Just curious whether their genetic engineering is a form of horizontal gene transfer. How much is known about the vector back then – was it a virus?
Also is the capture by eukaryotes a form of gene transer or more a symbiont – parasite effect?
And what about mitochondria with their own genes?

John Tillman
Reply to  bonbon
January 8, 2021 9:31 am

Their genetic engineering involved removing a feature, not inserting a new one. It’s in effect the opposite of HGT. Cyanobacteria evolved carboxysomes on their own as a novel feature, so no vector or source required.

The capture of proteobacteria by archaea to produce eukaryotic mitchondria was endosymbiosis, not HGT. However, over time, much of the mitochondrial genome has migrated into the nucleus, the distinguishing feature of eukaryotes. Mitochondria retain some of their original genes, but might keep losing more.

I wrote a post on discovery of the probable way in which our archaean ancestor engulfed the first proto-mitochondrion, which monumental event in the history of life on Earth appears to have happened just once.

Reply to  bonbon
January 9, 2021 4:48 am

Missed that link, very interesting.
About mitochondria, often called cell power plants with ATP, did a clever archaean engulf an chemical engine and get a huge energy boost, a huge evolutionary advantage?
Did another engulf chloroplasts and harness sunlight, also a huge boost?
Which occurred first? How does such “engulfing” work?

Our economies engulf oil, uranium, and soon fusion plasma, and get a huge energy boost. It seems this process is quite natural, and very stepped, and actually directed towards higher energy flux density.

One could even say the Biosphere has engulfed this planet, changed it completely, and the atmosphere too.

Last edited 1 month ago by bonbon
John Tillman
Reply to  bonbon
January 9, 2021 10:28 am

My blog about Japanese research on archaea shows how the engulfing probably happened, essentially with tendrils.

Eukaryotes got nuclei and mitochondria before chloroplasts and other organelles.

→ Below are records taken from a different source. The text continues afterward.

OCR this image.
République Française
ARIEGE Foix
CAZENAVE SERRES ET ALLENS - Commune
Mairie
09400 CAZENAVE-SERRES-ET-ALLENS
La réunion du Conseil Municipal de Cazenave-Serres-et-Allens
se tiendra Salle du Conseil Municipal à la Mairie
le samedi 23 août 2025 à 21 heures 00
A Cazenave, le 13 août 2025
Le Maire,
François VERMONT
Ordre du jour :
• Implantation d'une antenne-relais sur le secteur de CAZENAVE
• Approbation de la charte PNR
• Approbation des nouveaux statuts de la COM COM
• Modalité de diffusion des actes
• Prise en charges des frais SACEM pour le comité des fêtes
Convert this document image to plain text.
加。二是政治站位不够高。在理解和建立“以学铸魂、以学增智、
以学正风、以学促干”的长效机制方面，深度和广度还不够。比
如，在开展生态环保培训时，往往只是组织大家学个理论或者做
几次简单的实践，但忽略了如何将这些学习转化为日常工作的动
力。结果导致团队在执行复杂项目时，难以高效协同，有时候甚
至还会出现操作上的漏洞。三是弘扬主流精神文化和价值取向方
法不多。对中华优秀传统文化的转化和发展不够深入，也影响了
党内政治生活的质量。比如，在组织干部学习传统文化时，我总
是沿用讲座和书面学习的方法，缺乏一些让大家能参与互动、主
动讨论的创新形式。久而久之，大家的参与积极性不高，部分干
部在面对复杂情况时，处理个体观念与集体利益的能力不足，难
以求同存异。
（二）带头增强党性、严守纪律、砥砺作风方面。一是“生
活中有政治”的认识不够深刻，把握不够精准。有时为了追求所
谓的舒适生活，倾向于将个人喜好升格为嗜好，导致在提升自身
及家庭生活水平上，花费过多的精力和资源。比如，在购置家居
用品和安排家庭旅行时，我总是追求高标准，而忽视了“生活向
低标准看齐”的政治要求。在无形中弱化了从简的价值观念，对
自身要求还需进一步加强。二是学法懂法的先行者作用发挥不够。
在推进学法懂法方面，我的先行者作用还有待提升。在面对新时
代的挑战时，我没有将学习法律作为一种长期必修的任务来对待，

Both acquisitions were obviously huge success stories.

Reply to  John Tillman
January 15, 2021 8:20 am

I know a few well known firms where M&A (Merger and acquisition) turned sour. Maybe stakeholders got a virus 🙂

John Tillman
January 8, 2021 7:25 am

All animals (Metazoa), period, need oxygen to survive, whether higher or lower. So too do Protozoa and fungi and even plants, ie for root cells which can’t make their own oxygen, lacking sunlight.

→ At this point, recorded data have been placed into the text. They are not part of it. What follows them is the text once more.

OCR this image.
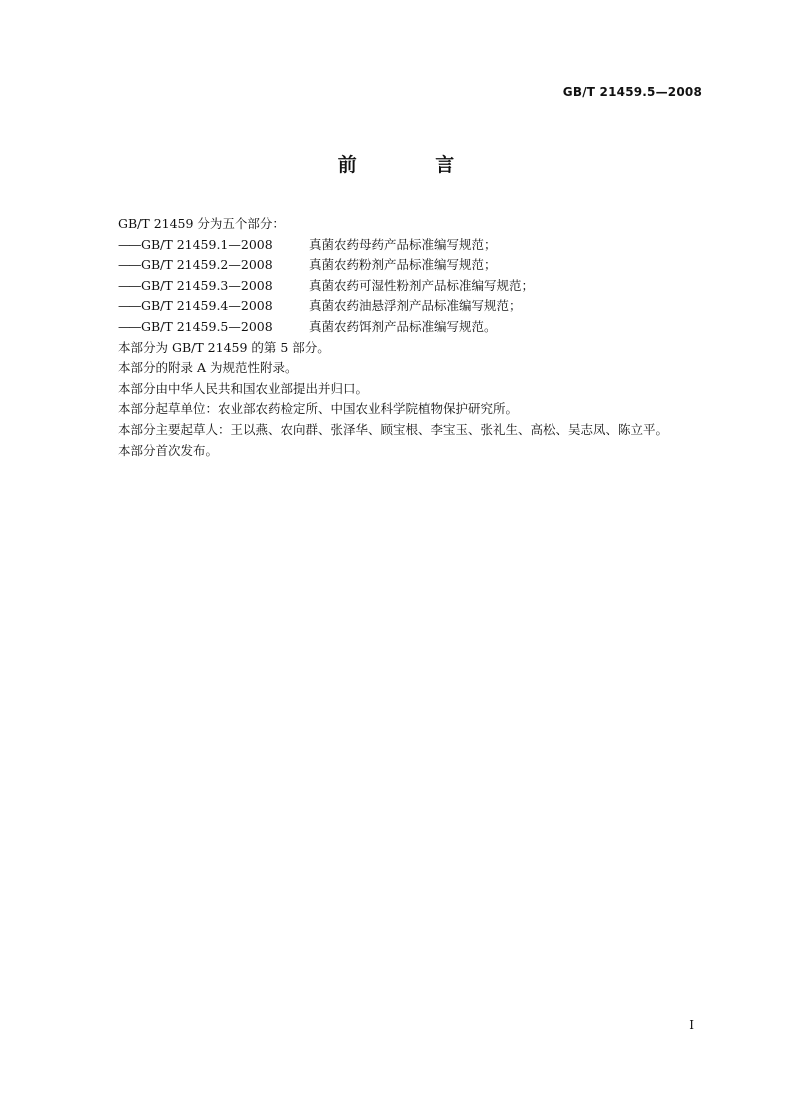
GB/T 21459.5—2008
前 言
GB/T 21459 分为五个部分：
——GB/T 21459.1—2008	真菌农药母药产品标准编写规范；
——GB/T 21459.2—2008	真菌农药粉剂产品标准编写规范；
——GB/T 21459.3—2008	真菌农药可湿性粉剂产品标准编写规范；
——GB/T 21459.4—2008	真菌农药油悬浮剂产品标准编写规范；
——GB/T 21459.5—2008	真菌农药饵剂产品标准编写规范。
本部分为 GB/T 21459 的第 5 部分。
本部分的附录 A 为规范性附录。
本部分由中华人民共和国农业部提出并归口。
本部分起草单位：农业部农药检定所、中国农业科学院植物保护研究所。
本部分主要起草人：王以燕、农向群、张泽华、顾宝根、李宝玉、张礼生、高松、吴志凤、陈立平。
本部分首次发布。
I
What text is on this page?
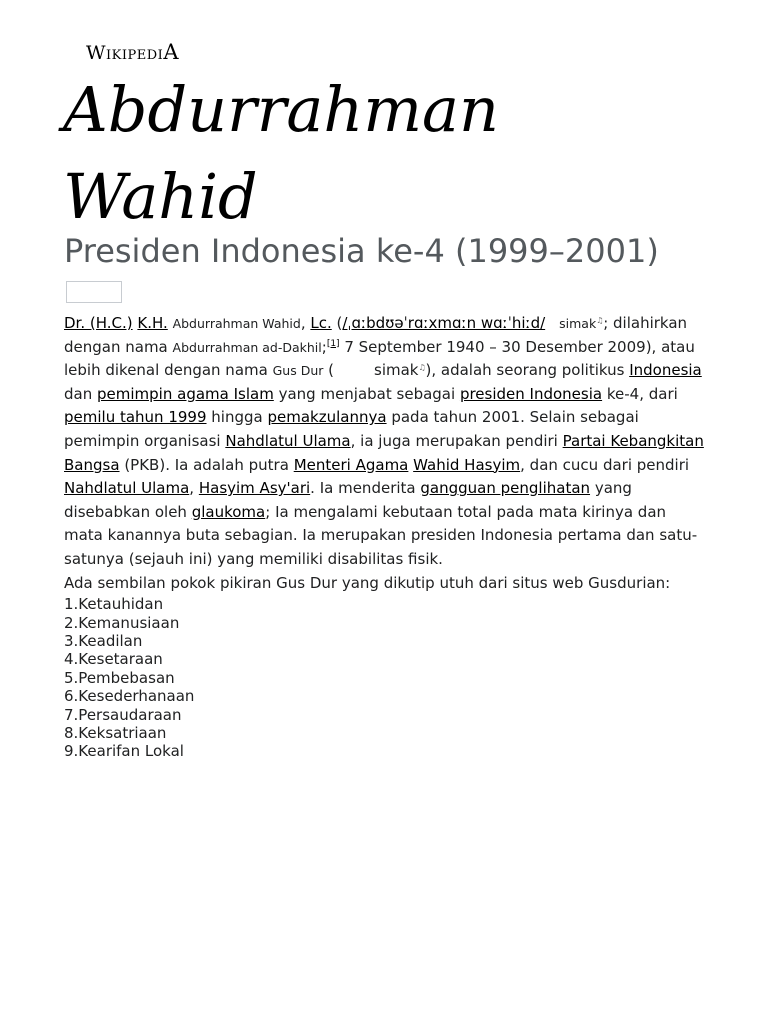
WikipediA
Abdurrahman
Wahid
Presiden Indonesia ke-4 (1999–2001)

Dr. (H.C.) K.H. Abdurrahman Wahid, Lc. (/ˌɑːbdʊəˈrɑːxmɑːn wɑːˈhiːd/ simak♫; dilahirkan dengan nama Abdurrahman ad-Dakhil;[1] 7 September 1940 – 30 Desember 2009), atau lebih dikenal dengan nama Gus Dur (	simak♫), adalah seorang politikus Indonesia dan pemimpin agama Islam yang menjabat sebagai presiden Indonesia ke-4, dari pemilu tahun 1999 hingga pemakzulannya pada tahun 2001. Selain sebagai pemimpin organisasi Nahdlatul Ulama, ia juga merupakan pendiri Partai Kebangkitan Bangsa (PKB). Ia adalah putra Menteri Agama Wahid Hasyim, dan cucu dari pendiri Nahdlatul Ulama, Hasyim Asy'ari. Ia menderita gangguan penglihatan yang disebabkan oleh glaukoma; Ia mengalami kebutaan total pada mata kirinya dan mata kanannya buta sebagian. Ia merupakan presiden Indonesia pertama dan satu-satunya (sejauh ini) yang memiliki disabilitas fisik.

Ada sembilan pokok pikiran Gus Dur yang dikutip utuh dari situs web Gusdurian:

1.Ketauhidan
2.Kemanusiaan
3.Keadilan
4.Kesetaraan
5.Pembebasan
6.Kesederhanaan
7.Persaudaraan
8.Keksatriaan
9.Kearifan Lokal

As noted, however, the O2 needs of sponges are remarkably low. Since they often form symbiotic relationships with cyanobacteria, the combo can be a net producer of oxygen.

John Tillman
January 8, 2021 1:26 pm

In 2018, a researcher suggested that the first step in oxygenic photosynthesis predated cyanobacterial photosynthesis by about a billion years:

Early Archean origin of heterodimeric Photosystem I

Reply to  John Tillman
January 9, 2021 5:15 am

“using sequence comparisons and Bayesian relaxed molecular clocks that this gene duplication event may have occurred in the early Archean more than 3.4 billion years ago,”
That is statistical modeling.
What about actual isotope relative abundances?
He does in fact provde multiple links to isotopic data…

John Tillman
Reply to  bonbon
January 9, 2021 10:25 am

Yes, it’s a rocks and clocks, belt and braces kind of paper.

John Tillman
Reply to  John Tillman
January 9, 2021 4:59 pm

Cyanobacteria probably evolved oxygenic photosynthesis on land, not in the ocean.